A história do Brasil é, muitas vezes, forjada pela força daqueles que precisam cruzar o país em busca de sobrevivência. Em 1950, o Nordeste brasileiro enfrentava uma das piores e mais devastadoras secas de sua história, um cenário de terra rachada e desesperança que expulsou milhares de famílias de seus lares. Foi exatamente nesse ano que João Ferreira Neto, então com apenas oito meses de idade, chegou ao Rio de Janeiro. Sua jornada, que começou em meio à escassez mais absoluta, transformou-se em uma das trajetórias mais notáveis da medicina e da política na Baixada Fluminense.

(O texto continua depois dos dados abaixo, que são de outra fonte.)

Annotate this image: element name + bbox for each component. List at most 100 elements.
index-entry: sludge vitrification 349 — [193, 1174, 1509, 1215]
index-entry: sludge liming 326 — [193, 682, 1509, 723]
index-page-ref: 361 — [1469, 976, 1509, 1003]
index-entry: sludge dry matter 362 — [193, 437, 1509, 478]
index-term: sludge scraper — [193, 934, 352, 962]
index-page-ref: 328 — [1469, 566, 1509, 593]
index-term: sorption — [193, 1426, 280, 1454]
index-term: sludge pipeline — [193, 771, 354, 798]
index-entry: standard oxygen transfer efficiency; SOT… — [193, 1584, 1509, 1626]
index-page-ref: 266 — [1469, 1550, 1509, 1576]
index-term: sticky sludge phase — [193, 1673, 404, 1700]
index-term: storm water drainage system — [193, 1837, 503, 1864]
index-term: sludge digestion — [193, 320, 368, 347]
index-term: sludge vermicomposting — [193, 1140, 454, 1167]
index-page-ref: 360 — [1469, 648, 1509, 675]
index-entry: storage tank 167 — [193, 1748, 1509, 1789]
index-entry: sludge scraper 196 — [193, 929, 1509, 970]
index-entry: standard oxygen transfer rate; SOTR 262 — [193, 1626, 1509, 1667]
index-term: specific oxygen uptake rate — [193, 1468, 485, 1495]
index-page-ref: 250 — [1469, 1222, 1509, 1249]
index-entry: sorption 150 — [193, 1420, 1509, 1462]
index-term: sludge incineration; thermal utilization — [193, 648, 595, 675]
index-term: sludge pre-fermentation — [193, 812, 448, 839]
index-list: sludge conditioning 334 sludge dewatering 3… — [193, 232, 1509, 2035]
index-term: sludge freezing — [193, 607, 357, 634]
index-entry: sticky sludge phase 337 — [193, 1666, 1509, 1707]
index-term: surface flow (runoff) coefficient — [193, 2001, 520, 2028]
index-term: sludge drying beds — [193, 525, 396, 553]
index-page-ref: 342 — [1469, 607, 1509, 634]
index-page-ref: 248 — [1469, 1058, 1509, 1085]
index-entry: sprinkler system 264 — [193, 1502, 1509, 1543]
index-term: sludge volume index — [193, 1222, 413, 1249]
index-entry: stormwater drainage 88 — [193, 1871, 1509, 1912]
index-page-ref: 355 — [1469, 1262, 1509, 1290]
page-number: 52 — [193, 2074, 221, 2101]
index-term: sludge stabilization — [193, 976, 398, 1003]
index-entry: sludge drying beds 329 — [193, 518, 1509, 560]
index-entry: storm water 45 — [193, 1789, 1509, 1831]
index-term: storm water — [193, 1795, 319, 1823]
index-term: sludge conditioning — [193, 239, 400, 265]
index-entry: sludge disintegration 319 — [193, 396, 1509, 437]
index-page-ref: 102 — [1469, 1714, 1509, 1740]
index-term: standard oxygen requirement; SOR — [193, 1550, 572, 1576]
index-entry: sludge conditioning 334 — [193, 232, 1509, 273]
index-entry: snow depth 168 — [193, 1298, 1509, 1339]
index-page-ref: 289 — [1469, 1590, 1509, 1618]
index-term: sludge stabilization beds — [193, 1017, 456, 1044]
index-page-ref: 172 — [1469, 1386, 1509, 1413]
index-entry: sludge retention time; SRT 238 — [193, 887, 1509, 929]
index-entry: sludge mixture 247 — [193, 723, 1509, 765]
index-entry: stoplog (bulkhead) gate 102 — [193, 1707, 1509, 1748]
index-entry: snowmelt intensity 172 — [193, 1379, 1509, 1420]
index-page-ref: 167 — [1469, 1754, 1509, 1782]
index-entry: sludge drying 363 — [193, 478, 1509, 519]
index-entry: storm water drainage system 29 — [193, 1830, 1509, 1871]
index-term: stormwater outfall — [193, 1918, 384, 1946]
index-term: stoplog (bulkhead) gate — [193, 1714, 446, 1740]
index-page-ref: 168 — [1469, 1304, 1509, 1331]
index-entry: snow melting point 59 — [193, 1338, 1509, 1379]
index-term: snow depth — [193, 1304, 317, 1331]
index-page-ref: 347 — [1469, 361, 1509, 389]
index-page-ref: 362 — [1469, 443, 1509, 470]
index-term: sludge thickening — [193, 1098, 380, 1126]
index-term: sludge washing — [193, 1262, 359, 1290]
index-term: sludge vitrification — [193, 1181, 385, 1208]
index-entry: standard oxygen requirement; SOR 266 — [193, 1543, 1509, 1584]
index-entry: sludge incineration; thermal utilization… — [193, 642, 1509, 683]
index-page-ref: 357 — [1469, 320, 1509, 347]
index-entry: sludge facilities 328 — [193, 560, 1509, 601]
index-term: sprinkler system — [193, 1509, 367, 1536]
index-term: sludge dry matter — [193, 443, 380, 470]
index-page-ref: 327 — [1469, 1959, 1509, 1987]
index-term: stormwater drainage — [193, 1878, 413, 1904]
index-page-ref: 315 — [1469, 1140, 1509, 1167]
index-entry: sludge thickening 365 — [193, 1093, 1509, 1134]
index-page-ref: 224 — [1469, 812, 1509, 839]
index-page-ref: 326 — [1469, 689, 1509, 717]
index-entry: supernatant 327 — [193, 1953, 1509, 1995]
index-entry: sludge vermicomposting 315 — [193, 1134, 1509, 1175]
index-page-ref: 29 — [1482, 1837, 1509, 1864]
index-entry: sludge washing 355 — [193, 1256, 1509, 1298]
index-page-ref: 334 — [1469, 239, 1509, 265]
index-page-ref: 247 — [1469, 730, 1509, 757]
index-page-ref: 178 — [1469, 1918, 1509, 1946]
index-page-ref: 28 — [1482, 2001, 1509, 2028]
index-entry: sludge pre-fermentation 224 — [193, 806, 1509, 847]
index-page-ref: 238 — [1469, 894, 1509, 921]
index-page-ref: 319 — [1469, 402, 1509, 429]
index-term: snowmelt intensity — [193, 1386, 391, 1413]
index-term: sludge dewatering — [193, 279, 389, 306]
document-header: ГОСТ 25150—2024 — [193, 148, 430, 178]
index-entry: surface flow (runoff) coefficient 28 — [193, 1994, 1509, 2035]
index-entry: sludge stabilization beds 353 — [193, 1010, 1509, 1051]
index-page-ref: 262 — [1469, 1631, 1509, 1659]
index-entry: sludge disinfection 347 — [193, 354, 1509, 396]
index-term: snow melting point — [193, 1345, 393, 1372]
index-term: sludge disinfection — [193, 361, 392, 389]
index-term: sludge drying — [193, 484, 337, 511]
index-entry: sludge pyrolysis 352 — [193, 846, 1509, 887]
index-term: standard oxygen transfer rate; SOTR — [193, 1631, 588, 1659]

A Fuga da Seca e o Preço da Travessia

A decisão de deixar o Ceará não foi fácil, mas era a única alternativa viável. O pai de João, descrito como um homem de espírito corajoso e aventureiro, tomou as rédeas do destino da família de forma drástica. Para financiar a fuga da miséria iminente, ele vendeu a pequena bodega que mantinha em Fortaleza. A esse valor, somou as economias suadas de anos de trabalho árduo na extração de borracha no coração do Amazonas. Com o dinheiro em mãos, a família embarcou em um navio com destino à então capital federal, o Rio de Janeiro, em busca de um recomeço. No entanto, a viagem cobrou um pedágio altíssimo, um custo que dinheiro nenhum no mundo poderia pagar. Lenilce, a irmã mais velha de João, com apenas dois anos e três meses, não resistiu. Portadora de um problema cardíaco, seu pequeno coração não suportou as agruras e o cansaço da travessia marítima. A família desembarcou no Rio de Janeiro não apenas com a bagagem escassa de retirantes, mas carregando o luto profundo e a dor indescritível da perda de uma filha. Instalaram-se em Nova Iguaçu, na Baixada Fluminense, acolhidos pela solidariedade de uma senhora portuguesa que lhes cedeu uma casa para os primeiros dias.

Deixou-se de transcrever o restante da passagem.